とにかくパワーがすごい。一度肩をつかまれるとなかなか逃げられない。生まれ持った絶対的な筋力の差を感じましたね。
彼の行為はさらにエスカレートし、僕の腰に彼の腰をすりつけて踊り始めました。
イメージ的には去年のアメリカ流行語にもなった「twerk」ですね。
※写真参照

(もちろん僕はこんなノリノリではありあせんが…)
それでも頑張って振り切って逃げると、今度は僕の友人を捕まえてその踊りをし始めるじゃありませんか!
僕は焦ります。
ちょっと待てよ!それは違うだろ!お前は俺のことが好きなんじゃないのかよ!みたいな。違うけど。
さすがに助けない訳には行かないので間に割って入ります。
そうすると彼は「やっぱりか」みたいな表情を浮かべて再びベタベタし始めます。
なかなかの策士ですね。してやられました。
もうあきらめて身を任せる覚悟で力を抜くと、肩をつかまれて思い切り半回転させられました。
眼前に現れる彼の顔。距離数センチで目が合う僕ら。はじめましてこんにちは。
そして彼の手が僕のTシャツの中に入ってきます。いろんなところを触られます。
もう片方の手で腕をつかまれ、彼のバーに誘導されます。もうとってもガチムチでした。
そして僕の首筋に優しくキスをしながら、彼は僕に初めての言葉を発するのです。
「wanna play with you…(お前とヤりたいよ)」
「………」
相手が女の子ならもうウハウハです。女の子なら。
もう一度言いますが、これが彼の発した初めての言葉です。
「やっとしゃべったと思ったらそれかよ!」って感じです。
もうさすがにギブアップ。「No way!!」と叫んで思いっきり振り切り、それでも追いかけて「電話番号だけ教えてくれ!」という彼に番号を教えて逃げるように外に出ました。
なんでほんとの番号教えたんだって感じですが。
帰りのバスでは完全に疑心暗鬼な僕。
「この人たち全員僕のこと狙ってんじゃないか」って思ってました。勘違い女ですね。男ですけど。

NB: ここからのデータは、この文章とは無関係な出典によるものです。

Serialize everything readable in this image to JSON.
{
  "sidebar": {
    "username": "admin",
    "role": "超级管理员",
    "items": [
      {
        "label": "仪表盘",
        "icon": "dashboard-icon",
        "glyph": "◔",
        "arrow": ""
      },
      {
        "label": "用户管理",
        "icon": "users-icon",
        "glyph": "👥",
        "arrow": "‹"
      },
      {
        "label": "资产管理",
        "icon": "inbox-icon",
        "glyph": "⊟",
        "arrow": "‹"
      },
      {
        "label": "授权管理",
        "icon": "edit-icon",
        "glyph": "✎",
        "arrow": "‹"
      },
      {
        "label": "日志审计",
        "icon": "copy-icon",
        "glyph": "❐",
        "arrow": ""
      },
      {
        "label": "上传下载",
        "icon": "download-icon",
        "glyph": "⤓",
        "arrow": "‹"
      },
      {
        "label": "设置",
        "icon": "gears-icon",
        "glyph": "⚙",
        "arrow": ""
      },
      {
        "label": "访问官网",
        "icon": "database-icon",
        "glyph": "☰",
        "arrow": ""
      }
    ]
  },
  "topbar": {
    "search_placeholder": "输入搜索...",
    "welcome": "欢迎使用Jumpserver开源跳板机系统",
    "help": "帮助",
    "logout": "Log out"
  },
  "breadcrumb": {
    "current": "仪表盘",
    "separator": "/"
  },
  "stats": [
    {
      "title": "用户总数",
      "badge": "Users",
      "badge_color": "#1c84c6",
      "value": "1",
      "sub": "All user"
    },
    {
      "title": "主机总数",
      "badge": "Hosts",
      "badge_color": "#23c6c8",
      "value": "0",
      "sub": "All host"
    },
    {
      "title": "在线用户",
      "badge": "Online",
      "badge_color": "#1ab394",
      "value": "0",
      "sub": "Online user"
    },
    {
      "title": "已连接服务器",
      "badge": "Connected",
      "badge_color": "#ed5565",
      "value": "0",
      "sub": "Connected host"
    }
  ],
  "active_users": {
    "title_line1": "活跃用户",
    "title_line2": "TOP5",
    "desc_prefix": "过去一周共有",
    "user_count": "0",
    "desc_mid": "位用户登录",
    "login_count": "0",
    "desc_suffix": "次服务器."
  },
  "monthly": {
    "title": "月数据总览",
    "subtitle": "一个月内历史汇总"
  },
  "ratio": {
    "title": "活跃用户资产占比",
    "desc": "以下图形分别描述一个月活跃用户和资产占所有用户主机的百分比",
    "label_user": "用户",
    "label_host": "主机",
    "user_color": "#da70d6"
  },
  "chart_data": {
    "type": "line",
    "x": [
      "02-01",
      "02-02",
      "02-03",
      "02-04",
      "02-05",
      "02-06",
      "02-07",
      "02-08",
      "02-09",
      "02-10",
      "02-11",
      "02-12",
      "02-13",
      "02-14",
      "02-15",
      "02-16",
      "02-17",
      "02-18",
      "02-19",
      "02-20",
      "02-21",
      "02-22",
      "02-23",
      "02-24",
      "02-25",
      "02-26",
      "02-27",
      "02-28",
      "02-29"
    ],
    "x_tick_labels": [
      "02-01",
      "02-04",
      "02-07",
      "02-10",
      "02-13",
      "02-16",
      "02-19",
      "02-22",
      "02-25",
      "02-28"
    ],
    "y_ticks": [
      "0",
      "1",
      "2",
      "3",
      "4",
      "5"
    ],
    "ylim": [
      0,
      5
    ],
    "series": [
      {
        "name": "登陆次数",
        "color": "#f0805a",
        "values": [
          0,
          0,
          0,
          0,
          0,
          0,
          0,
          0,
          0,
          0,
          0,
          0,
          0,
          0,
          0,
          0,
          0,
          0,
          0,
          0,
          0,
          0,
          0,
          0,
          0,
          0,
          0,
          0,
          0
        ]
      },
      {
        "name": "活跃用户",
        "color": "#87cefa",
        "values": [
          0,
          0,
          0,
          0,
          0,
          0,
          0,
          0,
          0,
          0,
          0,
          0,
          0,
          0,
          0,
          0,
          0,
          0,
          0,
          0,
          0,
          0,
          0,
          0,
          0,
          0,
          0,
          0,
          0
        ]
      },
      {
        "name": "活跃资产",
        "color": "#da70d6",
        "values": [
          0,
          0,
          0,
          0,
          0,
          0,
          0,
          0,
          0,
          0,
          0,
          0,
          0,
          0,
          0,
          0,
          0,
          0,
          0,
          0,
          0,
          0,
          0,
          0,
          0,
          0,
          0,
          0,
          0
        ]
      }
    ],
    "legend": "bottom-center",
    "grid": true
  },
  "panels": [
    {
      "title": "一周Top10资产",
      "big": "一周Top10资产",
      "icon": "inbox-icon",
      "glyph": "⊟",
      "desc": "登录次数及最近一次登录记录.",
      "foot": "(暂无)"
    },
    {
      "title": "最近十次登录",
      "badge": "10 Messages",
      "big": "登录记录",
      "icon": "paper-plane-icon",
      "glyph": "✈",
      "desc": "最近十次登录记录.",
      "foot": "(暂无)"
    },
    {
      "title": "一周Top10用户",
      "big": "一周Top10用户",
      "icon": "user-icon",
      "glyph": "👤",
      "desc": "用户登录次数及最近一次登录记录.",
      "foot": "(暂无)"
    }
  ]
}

後日談ですが、彼から「日本に帰る前に一緒にホテルに行こう!!」という直接的すぎるお誘いメールをいただきましたが、有り難く返信させていただきませんでした。
以上、僕が人生で一番モテた夜のお話でした。
というか、普通に考えたらあそこはゲイバーなんですよね。
本来そこにいるのは全員ゲイかレズビアンな訳で、気に入った子がいたらアプローチするのは当たり前なんです。
そこに遊び半分で乗り込んだ僕に怖がる権利も疑心暗鬼になる権利もない訳で、、、
ガチムチの彼には申し訳ないことしたなぁとあとから思いました。反省です。
だけど、初めての言葉が「ヤりたい」はちょっとだめだと思うよ。
「モテる」というのも大変だなぁと思った出来事でした。
ちなみゲイバー自体はとっても楽しいところでした。そこにいる人々みんな明るくて、面白い。
今度はソフトなところに行ってみたいと思います。